Substitute any crisp veggies you have on hand for the carrots and cabbage. Lemon and grapefruit may be substituted for the limes and orange, respectively.
Large Mixing Bowl
Large Measuring Cup
- 1 cup dry quinoa
- 3 cups grated carrots (about 2 large)
- 3 cups shredded purple cabbage
- ⅓ – ½ cup fresh lime juice (about 3 limes)
- Zest of one orange
- Juice of one orange
- 3 Tbsp extra virgin olive oil
- 2 Tbsp grated or minced ginger
- 2 Tbsp pure maple syrup
- 2 Tbsp fish sauce
- 1 Tbsp garlic-chili sauce
- ¼ cup finely diced green onion
- ¼ cup finely chopped cilantro
- 2 Tbsp finely chopped mint
- ½ cup sliced almonds
- Cook the quinoa according to the instructions on the package.
- While the quinoa is cooking, put the carrots and cabbage in a large bowl.

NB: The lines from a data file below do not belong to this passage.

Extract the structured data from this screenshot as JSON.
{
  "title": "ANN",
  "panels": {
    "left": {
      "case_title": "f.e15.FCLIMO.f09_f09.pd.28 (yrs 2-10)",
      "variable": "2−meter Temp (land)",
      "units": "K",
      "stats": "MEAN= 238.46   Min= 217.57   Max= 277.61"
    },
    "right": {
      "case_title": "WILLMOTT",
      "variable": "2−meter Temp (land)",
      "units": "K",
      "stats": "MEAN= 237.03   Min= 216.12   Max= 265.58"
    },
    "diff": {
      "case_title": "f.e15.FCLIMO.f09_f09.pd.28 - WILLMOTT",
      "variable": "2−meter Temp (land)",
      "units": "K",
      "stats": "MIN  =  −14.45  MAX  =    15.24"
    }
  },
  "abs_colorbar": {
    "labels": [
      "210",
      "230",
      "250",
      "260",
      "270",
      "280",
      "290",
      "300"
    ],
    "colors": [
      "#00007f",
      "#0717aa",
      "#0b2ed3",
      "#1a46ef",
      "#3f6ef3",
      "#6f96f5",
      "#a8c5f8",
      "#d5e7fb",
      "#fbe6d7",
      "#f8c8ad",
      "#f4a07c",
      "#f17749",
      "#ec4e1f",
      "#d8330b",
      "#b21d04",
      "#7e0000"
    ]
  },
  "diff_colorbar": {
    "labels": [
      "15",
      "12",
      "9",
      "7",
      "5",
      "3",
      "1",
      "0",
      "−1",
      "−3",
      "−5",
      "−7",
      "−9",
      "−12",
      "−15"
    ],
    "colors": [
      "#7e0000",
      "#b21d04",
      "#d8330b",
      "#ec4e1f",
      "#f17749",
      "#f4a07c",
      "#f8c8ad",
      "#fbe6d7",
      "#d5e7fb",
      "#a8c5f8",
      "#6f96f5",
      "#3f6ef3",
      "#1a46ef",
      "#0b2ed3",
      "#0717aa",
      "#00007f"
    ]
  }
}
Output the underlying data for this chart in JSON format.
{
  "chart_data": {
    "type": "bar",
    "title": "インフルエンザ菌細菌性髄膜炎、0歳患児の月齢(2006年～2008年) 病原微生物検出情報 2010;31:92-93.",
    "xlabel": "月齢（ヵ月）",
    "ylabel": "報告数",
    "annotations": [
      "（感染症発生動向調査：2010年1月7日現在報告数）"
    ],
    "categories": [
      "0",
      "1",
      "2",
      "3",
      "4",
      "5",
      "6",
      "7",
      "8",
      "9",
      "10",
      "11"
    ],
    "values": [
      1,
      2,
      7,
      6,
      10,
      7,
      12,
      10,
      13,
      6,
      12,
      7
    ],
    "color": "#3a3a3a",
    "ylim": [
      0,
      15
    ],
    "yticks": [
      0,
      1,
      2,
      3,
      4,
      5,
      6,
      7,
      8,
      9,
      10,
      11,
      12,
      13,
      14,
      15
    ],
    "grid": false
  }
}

- Squeeze the lime into a measuring cup. Add orange zest and juice, olive oil, minced ginger, maple syrup, fish sauce, and garlic-chili sauce and whisk until well combined.
- Chop the herbs and set aside.
- When the quinoa is done cooking, immediately add it to the bowl with the carrots and cabbage and pour the dressing from the measuring cup over the top. Stir until well combined.
- If time allows, let cool before stirring in the herbs and almonds. If you do not plan on eating it all in one sitting, reserve some of the almonds for sprinkling over the top later.